NHK杯決勝の最終盤。ここで△25銀と飛車を押さえておけば、斎藤の優勝はほぼ決まっていた。

本譜は△35銀だったため、▲33銀、△同桂、▲同歩成、△同金、▲同金、△同玉、▲43金から、稲葉が一瞬の切れ味を見せ、後手玉を仕留めた。

 

 

 ともかくも、双方スレスレの線を行く将棋であって、大いに堪能したものだった

 ということで、前回は名人時代に佐藤天彦九段が見せた、華麗な桂使いを紹介したが(→こちら)、今回は稲葉の将棋を取り上げてみたい。


 2013年の第21期銀河戦。

 決勝に勝ち上がってきたのは、橋本崇載八段と稲葉陽六段だった。

 両者とも棋戦初優勝がかかった一番は、後手になった橋本が、早々の角交換から、ダイレクト向飛車に振る。

 稲葉は銀冠で対抗し、▲66角と好所に据えて局面を動かしていくと、橋本もその角を目標に盛り上がっていく。

 むかえたこの局面。

 

 

 角銀交換で後手が駒得だが、△45の桂が取られそうなうえに、△33の金も玉から離れて使いにくい。

 先手は一目、▲45歩と桂を取りたいが、△55角と天王山に設置され、飛車を責められるのもやっかいだ。

 どう手を作るのか注目だが、ここから稲葉が、力強い駒の進撃を見せてくれる。

 

 

 

 

 

 ▲66銀と置いておくのが、なるほどという手。

 自陣にカナ駒を投入し、一見迫力なさげに見えるが、これが局面の急所を押さえ、含みが多い銀打なのだ。

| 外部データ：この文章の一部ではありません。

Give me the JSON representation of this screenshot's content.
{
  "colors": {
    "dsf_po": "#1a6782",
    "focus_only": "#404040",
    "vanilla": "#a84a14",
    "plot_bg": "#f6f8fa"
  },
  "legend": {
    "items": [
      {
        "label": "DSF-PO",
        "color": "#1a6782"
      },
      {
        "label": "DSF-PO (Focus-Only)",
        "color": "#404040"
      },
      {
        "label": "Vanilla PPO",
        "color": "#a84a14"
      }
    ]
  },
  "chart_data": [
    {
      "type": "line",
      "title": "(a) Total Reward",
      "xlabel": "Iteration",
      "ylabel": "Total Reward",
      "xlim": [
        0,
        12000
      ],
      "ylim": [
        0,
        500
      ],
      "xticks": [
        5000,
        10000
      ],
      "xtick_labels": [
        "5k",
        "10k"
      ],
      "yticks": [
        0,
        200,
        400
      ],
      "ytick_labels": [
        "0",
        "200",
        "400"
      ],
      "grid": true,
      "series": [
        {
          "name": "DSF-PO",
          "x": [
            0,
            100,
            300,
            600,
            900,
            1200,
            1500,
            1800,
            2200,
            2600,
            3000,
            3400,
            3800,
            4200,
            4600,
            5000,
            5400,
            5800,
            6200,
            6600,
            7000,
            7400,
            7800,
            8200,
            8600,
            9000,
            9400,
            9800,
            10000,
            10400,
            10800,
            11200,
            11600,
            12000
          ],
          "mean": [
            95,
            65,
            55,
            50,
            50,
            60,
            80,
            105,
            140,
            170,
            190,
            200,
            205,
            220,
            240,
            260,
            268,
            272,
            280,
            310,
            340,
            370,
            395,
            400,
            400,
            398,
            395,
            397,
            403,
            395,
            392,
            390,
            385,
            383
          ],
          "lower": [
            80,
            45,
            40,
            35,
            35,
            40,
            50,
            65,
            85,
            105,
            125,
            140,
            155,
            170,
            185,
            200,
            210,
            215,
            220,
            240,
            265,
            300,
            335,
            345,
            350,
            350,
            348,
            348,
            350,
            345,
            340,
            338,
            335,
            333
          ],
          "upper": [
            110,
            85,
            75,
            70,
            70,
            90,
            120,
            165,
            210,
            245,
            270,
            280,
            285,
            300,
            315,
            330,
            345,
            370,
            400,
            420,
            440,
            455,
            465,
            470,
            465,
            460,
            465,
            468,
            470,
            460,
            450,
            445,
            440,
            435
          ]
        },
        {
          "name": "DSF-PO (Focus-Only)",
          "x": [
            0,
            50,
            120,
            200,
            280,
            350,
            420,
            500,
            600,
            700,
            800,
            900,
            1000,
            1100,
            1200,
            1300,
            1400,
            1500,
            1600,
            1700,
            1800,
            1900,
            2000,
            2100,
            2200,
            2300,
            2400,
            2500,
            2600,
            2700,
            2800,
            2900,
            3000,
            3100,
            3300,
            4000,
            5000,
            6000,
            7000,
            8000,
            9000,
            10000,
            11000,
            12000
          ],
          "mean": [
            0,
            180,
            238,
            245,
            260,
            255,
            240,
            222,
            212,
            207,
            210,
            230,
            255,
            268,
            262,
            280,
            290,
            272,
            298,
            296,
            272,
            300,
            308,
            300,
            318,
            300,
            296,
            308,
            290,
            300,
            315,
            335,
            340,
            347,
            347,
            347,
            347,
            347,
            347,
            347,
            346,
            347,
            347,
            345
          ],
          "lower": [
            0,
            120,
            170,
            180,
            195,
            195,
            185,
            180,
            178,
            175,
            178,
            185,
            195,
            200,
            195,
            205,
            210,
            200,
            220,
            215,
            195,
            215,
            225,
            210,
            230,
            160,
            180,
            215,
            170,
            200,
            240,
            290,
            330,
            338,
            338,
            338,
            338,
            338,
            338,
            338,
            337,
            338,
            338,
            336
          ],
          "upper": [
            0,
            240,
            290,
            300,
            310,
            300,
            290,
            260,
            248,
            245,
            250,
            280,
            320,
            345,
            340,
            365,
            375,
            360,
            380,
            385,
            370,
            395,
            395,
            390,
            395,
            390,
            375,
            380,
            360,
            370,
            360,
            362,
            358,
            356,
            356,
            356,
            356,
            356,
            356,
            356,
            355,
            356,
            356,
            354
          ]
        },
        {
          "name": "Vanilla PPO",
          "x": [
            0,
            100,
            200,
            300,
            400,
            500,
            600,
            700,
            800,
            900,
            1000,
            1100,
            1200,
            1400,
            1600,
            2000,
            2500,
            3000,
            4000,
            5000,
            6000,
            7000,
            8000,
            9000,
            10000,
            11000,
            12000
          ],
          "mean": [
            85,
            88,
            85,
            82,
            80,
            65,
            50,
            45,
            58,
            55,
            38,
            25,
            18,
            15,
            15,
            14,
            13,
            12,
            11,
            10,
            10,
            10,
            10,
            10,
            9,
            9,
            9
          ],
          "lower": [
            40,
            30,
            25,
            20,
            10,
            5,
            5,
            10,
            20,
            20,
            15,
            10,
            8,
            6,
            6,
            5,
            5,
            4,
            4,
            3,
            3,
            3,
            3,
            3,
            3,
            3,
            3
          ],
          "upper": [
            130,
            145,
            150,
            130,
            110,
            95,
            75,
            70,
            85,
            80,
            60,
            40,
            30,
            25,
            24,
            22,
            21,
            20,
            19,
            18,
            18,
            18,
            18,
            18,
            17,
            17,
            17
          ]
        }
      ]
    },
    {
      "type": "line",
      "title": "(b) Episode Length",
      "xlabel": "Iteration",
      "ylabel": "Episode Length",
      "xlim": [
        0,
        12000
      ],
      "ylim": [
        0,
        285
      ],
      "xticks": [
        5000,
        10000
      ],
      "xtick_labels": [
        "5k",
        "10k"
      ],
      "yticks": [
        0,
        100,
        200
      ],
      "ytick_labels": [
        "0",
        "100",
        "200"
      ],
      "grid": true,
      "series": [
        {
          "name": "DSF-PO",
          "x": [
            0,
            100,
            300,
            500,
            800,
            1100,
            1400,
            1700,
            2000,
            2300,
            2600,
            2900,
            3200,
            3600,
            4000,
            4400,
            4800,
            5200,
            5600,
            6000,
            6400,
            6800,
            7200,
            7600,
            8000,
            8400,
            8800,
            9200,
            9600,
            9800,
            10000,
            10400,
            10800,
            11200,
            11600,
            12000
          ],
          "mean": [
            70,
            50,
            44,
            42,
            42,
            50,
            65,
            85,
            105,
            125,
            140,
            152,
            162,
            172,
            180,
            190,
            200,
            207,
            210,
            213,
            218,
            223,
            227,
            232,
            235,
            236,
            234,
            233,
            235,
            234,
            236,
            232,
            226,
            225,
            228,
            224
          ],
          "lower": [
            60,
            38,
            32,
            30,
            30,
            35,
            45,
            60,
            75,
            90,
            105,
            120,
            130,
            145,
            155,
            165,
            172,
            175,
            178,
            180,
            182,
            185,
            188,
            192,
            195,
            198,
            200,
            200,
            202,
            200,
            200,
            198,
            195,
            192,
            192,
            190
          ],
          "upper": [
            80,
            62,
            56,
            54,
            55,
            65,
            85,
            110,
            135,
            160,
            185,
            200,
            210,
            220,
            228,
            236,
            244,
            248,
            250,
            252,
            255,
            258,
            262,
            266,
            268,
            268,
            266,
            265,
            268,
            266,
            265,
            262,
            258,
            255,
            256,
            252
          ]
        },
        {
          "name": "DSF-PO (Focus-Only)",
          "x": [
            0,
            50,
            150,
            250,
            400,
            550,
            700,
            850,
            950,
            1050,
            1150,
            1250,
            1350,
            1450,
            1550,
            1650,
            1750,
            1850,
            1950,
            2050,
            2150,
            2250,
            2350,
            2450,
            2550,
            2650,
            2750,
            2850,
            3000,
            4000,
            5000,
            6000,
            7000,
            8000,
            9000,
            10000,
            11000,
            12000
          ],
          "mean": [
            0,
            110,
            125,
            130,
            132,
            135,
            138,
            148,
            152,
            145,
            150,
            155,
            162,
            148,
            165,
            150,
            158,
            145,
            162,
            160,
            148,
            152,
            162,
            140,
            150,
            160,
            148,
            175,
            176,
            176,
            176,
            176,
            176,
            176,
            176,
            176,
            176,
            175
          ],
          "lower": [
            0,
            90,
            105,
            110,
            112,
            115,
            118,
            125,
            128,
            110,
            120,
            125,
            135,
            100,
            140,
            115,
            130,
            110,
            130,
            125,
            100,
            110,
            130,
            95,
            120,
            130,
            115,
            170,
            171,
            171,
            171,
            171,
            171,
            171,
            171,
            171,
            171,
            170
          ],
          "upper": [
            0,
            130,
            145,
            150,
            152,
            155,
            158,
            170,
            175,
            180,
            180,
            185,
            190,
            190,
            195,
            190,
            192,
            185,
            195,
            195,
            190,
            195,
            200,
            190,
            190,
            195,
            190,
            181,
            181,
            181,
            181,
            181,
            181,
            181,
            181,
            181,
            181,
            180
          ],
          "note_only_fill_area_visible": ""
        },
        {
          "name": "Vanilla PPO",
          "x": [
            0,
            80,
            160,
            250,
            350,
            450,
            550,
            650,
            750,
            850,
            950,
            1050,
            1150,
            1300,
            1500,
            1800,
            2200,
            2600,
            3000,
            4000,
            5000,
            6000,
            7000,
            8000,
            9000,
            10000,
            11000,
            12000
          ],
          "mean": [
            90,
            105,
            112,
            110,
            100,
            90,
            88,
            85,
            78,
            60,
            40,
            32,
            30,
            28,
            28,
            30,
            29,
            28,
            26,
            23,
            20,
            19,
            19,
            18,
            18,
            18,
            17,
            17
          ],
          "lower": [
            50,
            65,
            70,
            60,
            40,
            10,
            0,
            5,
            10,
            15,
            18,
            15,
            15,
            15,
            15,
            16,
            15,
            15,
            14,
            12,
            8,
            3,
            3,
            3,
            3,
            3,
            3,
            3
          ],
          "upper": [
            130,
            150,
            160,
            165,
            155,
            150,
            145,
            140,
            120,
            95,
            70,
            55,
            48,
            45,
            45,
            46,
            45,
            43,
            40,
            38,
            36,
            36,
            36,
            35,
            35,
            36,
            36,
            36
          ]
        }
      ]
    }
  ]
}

 具体的には、△55角の筋を消しながら、いつでも▲45歩と取るぞとおどしをかけ、△57桂成から、△39角のような攻めも緩和している。

 ボヤボヤしてれば▲75銀から▲85歩と、玉頭戦から一気にラッシュで、そうなれば、後手の2枚の角がうまく機能しない可能性もある。

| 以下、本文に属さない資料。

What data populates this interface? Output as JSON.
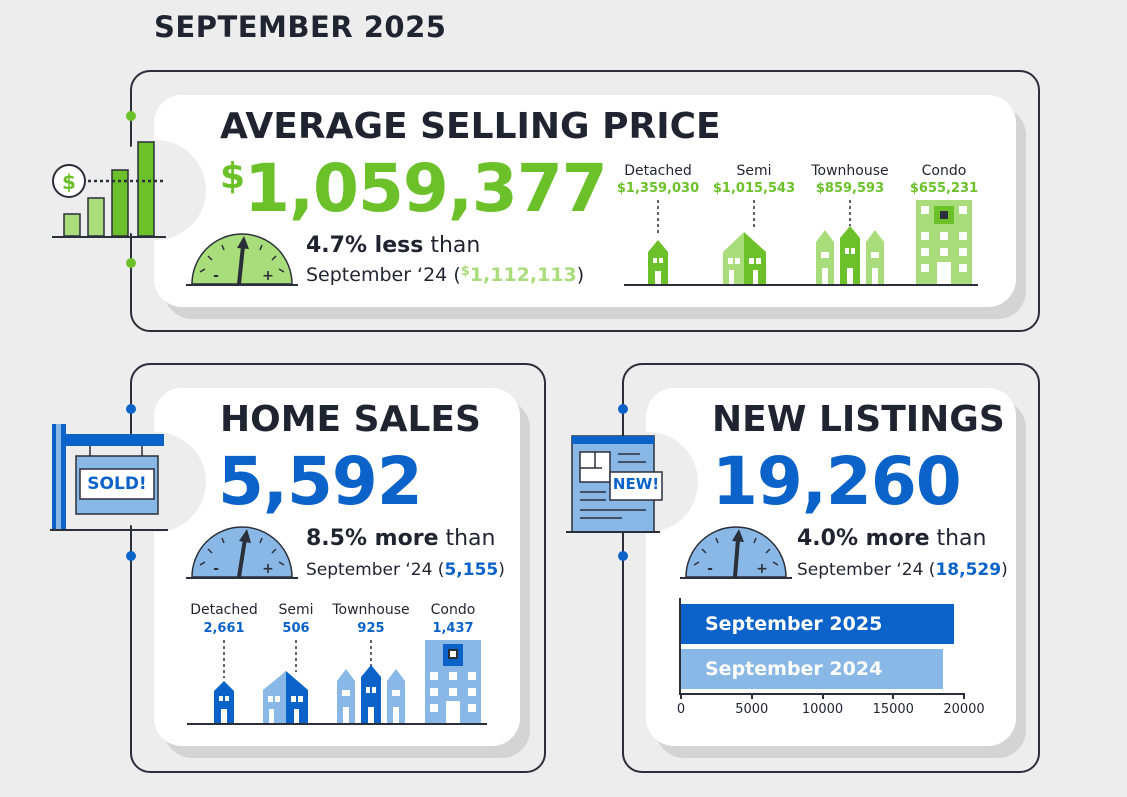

 接近戦は大駒よりも、金銀タックルの方が、パワーで勝るのである。

 橋本は△44金と、懸案の金を活用してくるが、稲葉は▲45歩と取って、△同金に、▲85歩、△同歩と急所の突き捨てを入れてから、▲48飛と味よく活用。

 

 

 

 形勢はまだむずかしそうだが、手の勢いは先手にありそう。

 橋本も△86歩、▲同銀、△87歩と、これまた筋中の筋で応戦するが、どうもこのあたりから稲葉がリードを奪いつつあったようだ。

 むかえた最終盤。

 

 

 

 橋本が、ふたたび△86歩と、銀冠の最急所に一発入れているところ。

 先手が一手勝てそうだが、△69角という手には、気をつけなければならない。

 なら、自陣のスキを作らない、▲86同銀引が冷静な手に見えるが、攻め駒が後退するのもシャクではある。

 鋭さが売りの稲葉は、果敢に踏みこんでいく。

 

 

 

 

 

 ▲84歩が、なにも恐れない勇者の一撃。

 △87歩成とボロっと取られるだけでなく、先手玉も危険地帯に引きずり出されて、怖すぎるところだが、稲葉はすべて読み切っていた。

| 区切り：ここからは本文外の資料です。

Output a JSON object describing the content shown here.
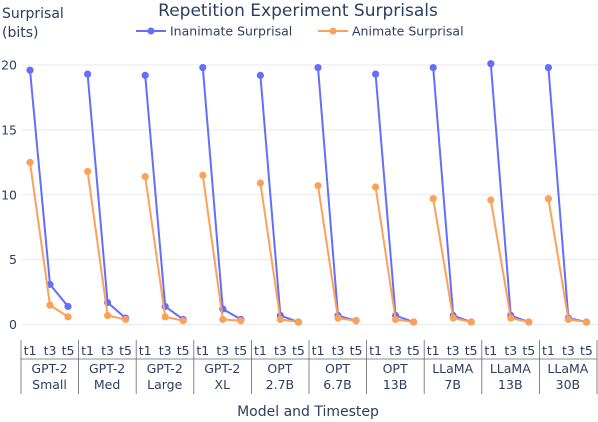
{
  "chart_data": {
    "type": "line",
    "title": "Repetition Experiment Surprisals",
    "ylabel": [
      "Surprisal",
      "(bits)"
    ],
    "xlabel": "Model and Timestep",
    "ylim": [
      -0.8,
      21
    ],
    "yticks": [
      0,
      5,
      10,
      15,
      20
    ],
    "grid": true,
    "legend_position": "top",
    "timesteps": [
      "t1",
      "t3",
      "t5"
    ],
    "models": [
      [
        "GPT-2",
        "Small"
      ],
      [
        "GPT-2",
        "Med"
      ],
      [
        "GPT-2",
        "Large"
      ],
      [
        "GPT-2",
        "XL"
      ],
      [
        "OPT",
        "2.7B"
      ],
      [
        "OPT",
        "6.7B"
      ],
      [
        "OPT",
        "13B"
      ],
      [
        "LLaMA",
        "7B"
      ],
      [
        "LLaMA",
        "13B"
      ],
      [
        "LLaMA",
        "30B"
      ]
    ],
    "series": [
      {
        "name": "Inanimate Surprisal",
        "color": "#636efa",
        "values": [
          [
            19.6,
            3.1,
            1.4
          ],
          [
            19.3,
            1.7,
            0.5
          ],
          [
            19.2,
            1.4,
            0.4
          ],
          [
            19.8,
            1.2,
            0.4
          ],
          [
            19.2,
            0.7,
            0.2
          ],
          [
            19.8,
            0.7,
            0.3
          ],
          [
            19.3,
            0.7,
            0.2
          ],
          [
            19.8,
            0.7,
            0.2
          ],
          [
            20.1,
            0.7,
            0.2
          ],
          [
            19.8,
            0.5,
            0.2
          ]
        ]
      },
      {
        "name": "Animate Surprisal",
        "color": "#fda15a",
        "values": [
          [
            12.5,
            1.5,
            0.6
          ],
          [
            11.8,
            0.7,
            0.4
          ],
          [
            11.4,
            0.6,
            0.3
          ],
          [
            11.5,
            0.4,
            0.3
          ],
          [
            10.9,
            0.4,
            0.2
          ],
          [
            10.7,
            0.5,
            0.3
          ],
          [
            10.6,
            0.4,
            0.2
          ],
          [
            9.7,
            0.5,
            0.2
          ],
          [
            9.6,
            0.5,
            0.2
          ],
          [
            9.7,
            0.4,
            0.2
          ]
        ]
      }
    ]
  }
}
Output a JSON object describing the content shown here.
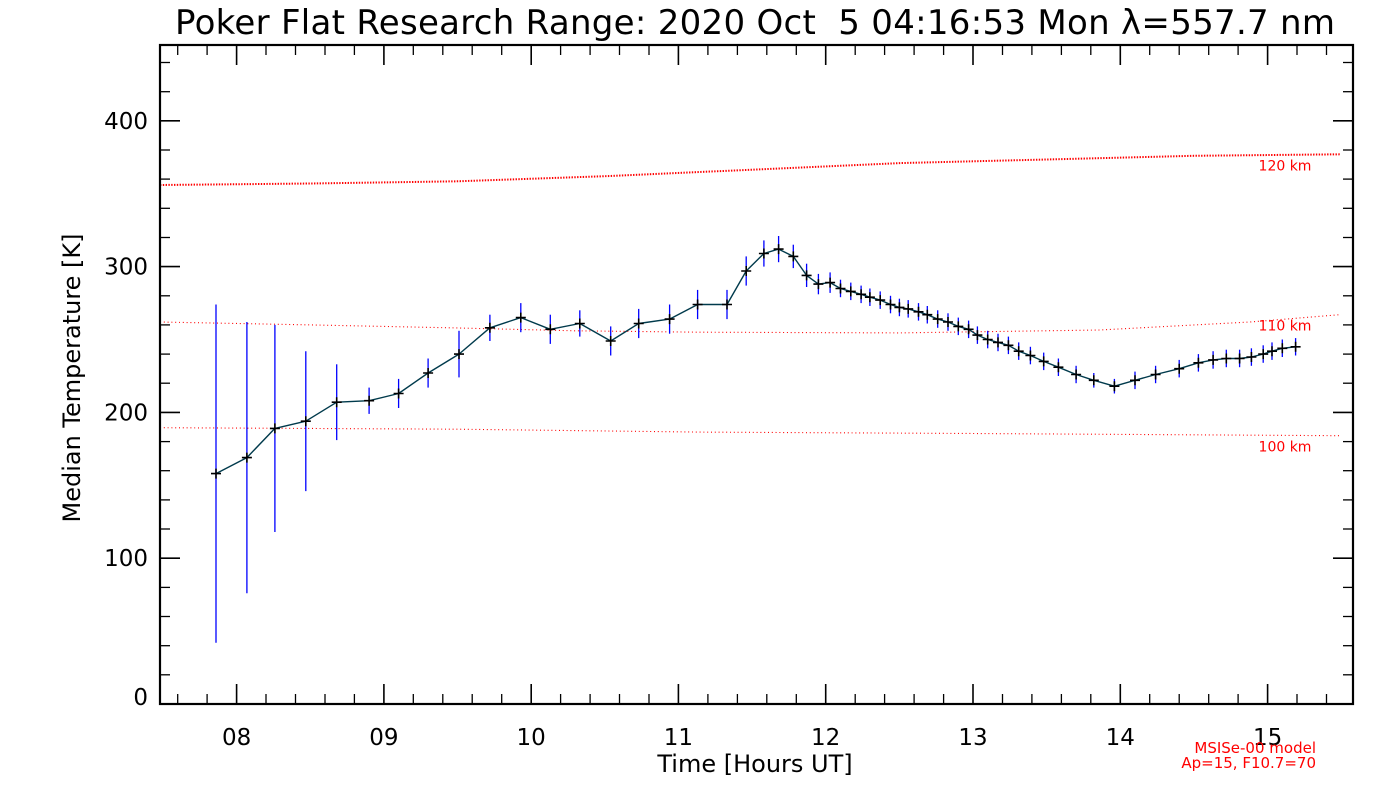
{
  "chart_data": {
    "type": "line",
    "title": "Poker Flat Research Range: 2020 Oct  5 04:16:53 Mon λ=557.7 nm",
    "xlabel": "Time [Hours UT]",
    "ylabel": "Median Temperature [K]",
    "xlim": [
      7.48,
      15.58
    ],
    "ylim": [
      0,
      452
    ],
    "xticks": [
      8,
      9,
      10,
      11,
      12,
      13,
      14,
      15
    ],
    "xtick_labels": [
      "08",
      "09",
      "10",
      "11",
      "12",
      "13",
      "14",
      "15"
    ],
    "yticks": [
      0,
      100,
      200,
      300,
      400
    ],
    "ytick_labels": [
      "0",
      "100",
      "200",
      "300",
      "400"
    ],
    "grid": false,
    "colors": {
      "axes": "#000000",
      "data_line": "#003a4c",
      "marker": "#000000",
      "error_bar": "#0000ff",
      "model": "#ff0000"
    },
    "series": [
      {
        "x": [
          7.86,
          8.07,
          8.26,
          8.47,
          8.68,
          8.9,
          9.1,
          9.3,
          9.51,
          9.72,
          9.93,
          10.13,
          10.33,
          10.54,
          10.73,
          10.94,
          11.13,
          11.33,
          11.46,
          11.58,
          11.68,
          11.78,
          11.87,
          11.95,
          12.03,
          12.1,
          12.17,
          12.24,
          12.3,
          12.37,
          12.44,
          12.5,
          12.56,
          12.63,
          12.69,
          12.76,
          12.83,
          12.9,
          12.97,
          13.03,
          13.1,
          13.17,
          13.24,
          13.31,
          13.39,
          13.48,
          13.58,
          13.7,
          13.82,
          13.96,
          14.1,
          14.24,
          14.4,
          14.53,
          14.63,
          14.72,
          14.81,
          14.89,
          14.97,
          15.03,
          15.1,
          15.19
        ],
        "y": [
          158,
          169,
          189,
          194,
          207,
          208,
          213,
          227,
          240,
          258,
          265,
          257,
          261,
          249,
          261,
          264,
          274,
          274,
          297,
          309,
          312,
          307,
          294,
          288,
          289,
          285,
          283,
          281,
          279,
          277,
          274,
          272,
          271,
          269,
          267,
          264,
          262,
          259,
          257,
          253,
          250,
          248,
          246,
          242,
          239,
          235,
          231,
          226,
          222,
          218,
          222,
          226,
          230,
          234,
          236,
          237,
          237,
          238,
          240,
          242,
          244,
          245
        ],
        "y_err": [
          116,
          93,
          71,
          48,
          26,
          9,
          10,
          10,
          16,
          9,
          10,
          10,
          9,
          10,
          10,
          10,
          10,
          10,
          10,
          9,
          9,
          8,
          8,
          7,
          7,
          6,
          6,
          6,
          6,
          6,
          6,
          6,
          6,
          6,
          6,
          6,
          6,
          6,
          6,
          6,
          6,
          6,
          6,
          6,
          6,
          6,
          6,
          6,
          5,
          5,
          6,
          6,
          6,
          6,
          6,
          6,
          6,
          6,
          6,
          6,
          6,
          6
        ]
      }
    ],
    "model_lines": [
      {
        "label": "120 km",
        "x": [
          7.48,
          8.5,
          9.5,
          10.5,
          11.5,
          12.5,
          13.5,
          14.5,
          15.49
        ],
        "y": [
          356,
          357,
          358.5,
          362,
          366.5,
          371,
          373.5,
          376,
          377
        ]
      },
      {
        "label": "110 km",
        "x": [
          7.48,
          8.5,
          9.45,
          10.3,
          11.15,
          12.5,
          13.86,
          14.88,
          15.49
        ],
        "y": [
          262,
          260,
          258,
          256,
          255,
          254.5,
          256.5,
          262,
          267
        ]
      },
      {
        "label": "100 km",
        "x": [
          7.48,
          9.5,
          11.15,
          13.0,
          15.49
        ],
        "y": [
          189.5,
          188.5,
          186.5,
          185.5,
          184
        ]
      }
    ],
    "annotations": [
      "MSISe-00 model",
      "Ap=15, F10.7=70"
    ]
  }
}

 まるで谷川浩司九段による「光速の寄せ」のごとしだが、事実、稲葉の終盤力は、

 「谷川型エンジン搭載」

 と絶賛されているのだ。

 ▲84歩に△73金▲74桂で詰まされる。追いつめられた橋本は、△87歩成、▲同玉に△76銀(!)と捨駒。

 

 

 

 ▲同玉に、またも△85銀(!)と捨て、トドメに△74金打(!)。

 

 

 

 なりふりかまわぬ犠打の嵐で、なんとかしがみついていく。

 詰みはないが、30秒将棋では「まさか」ということもあるし、なんとか王手しながら敵のカナメ駒を除去していくのは、玉頭戦の手筋でもある。

 ただ、ここはさすがに、駒を使いすぎてしまっている。

 手に乗って敵陣にトライした先手玉をつかまえるには、もはや橋本に戦力は残っていなかった。

 

 

 最後は最果ての▲31まで逃げて、橋本の猛追を振り切った。

 勝ちはその前から読み切っていただろうが、ここまで追われては、さすがの稲葉も、投げてくれるまでブルブルだったことだろう。
 
 難敵を下し、見事に稲葉陽が、全棋士参加棋戦での優勝を飾ったのであった。